In my previous patent, I described a device adapted to inject fertilizer near the plant roots, thus providing for much more economical use of liquid fertilizer. This, as an incident of its use, also reduces the excess fertilizer on the ground which can later show up as a pollutant in ground water or surface water. Injecting the material, places it below the level at which surface water run-off will be affected. Also the use of the relatively smaller amounts, placed where the plant will use it, makes the fertilization just as effective while more apt to be fully absorbed by plant roots and thus, less likely to be leached into the ground water.

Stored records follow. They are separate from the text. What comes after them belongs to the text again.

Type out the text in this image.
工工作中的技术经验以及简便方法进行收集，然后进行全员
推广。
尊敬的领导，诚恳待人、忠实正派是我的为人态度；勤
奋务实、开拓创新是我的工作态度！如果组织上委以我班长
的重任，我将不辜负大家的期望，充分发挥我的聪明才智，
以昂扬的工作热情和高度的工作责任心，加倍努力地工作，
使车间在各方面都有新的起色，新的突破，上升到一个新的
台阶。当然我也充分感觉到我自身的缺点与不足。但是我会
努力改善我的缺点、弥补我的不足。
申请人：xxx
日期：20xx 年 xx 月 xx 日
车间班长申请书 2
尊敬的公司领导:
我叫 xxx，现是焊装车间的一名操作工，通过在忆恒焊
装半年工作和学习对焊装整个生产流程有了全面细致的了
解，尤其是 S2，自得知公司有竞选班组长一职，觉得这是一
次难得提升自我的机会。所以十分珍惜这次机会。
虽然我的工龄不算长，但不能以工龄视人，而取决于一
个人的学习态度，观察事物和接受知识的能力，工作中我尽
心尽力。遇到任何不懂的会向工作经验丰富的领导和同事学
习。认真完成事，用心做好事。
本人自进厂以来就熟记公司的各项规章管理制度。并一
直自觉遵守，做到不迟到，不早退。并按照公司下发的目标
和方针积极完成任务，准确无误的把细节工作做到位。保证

In that previous patent, I described a seal device between the stationary supply means for the fertilizer and the rotating disc carrying the injectors. This seal included principally a bushing formed of a plastic such as nylon across which the rotor plate slid as it rotated. The bushing was pressed against the plate by a resilient rubber-like washer which could be adjustably pressed by the bushing. While that method works reasonably well, I have discovered that the face of the bushing does sometimes become scored and scratched by irregularities on the face of the plate so that after a certain number of rotations, that scoring may result in sufficiently irregular wear as to cause leaks.
By my invention, I provide a simple means to rotate the bushing by small amounts as the rotor plate rotates so that the bushing is not always in the same position. Thus, scoring by repeated passage of the plate is reduced. Any wear is not continuous on the same part of the face of the bushing, but rather is spread so that the face wears more evenly. Also, by my invention, I reduce the need for adjustment of the bushing by providing that the pressure on the liquid fertilizer acts on the bushing to hold it against the rotor plate.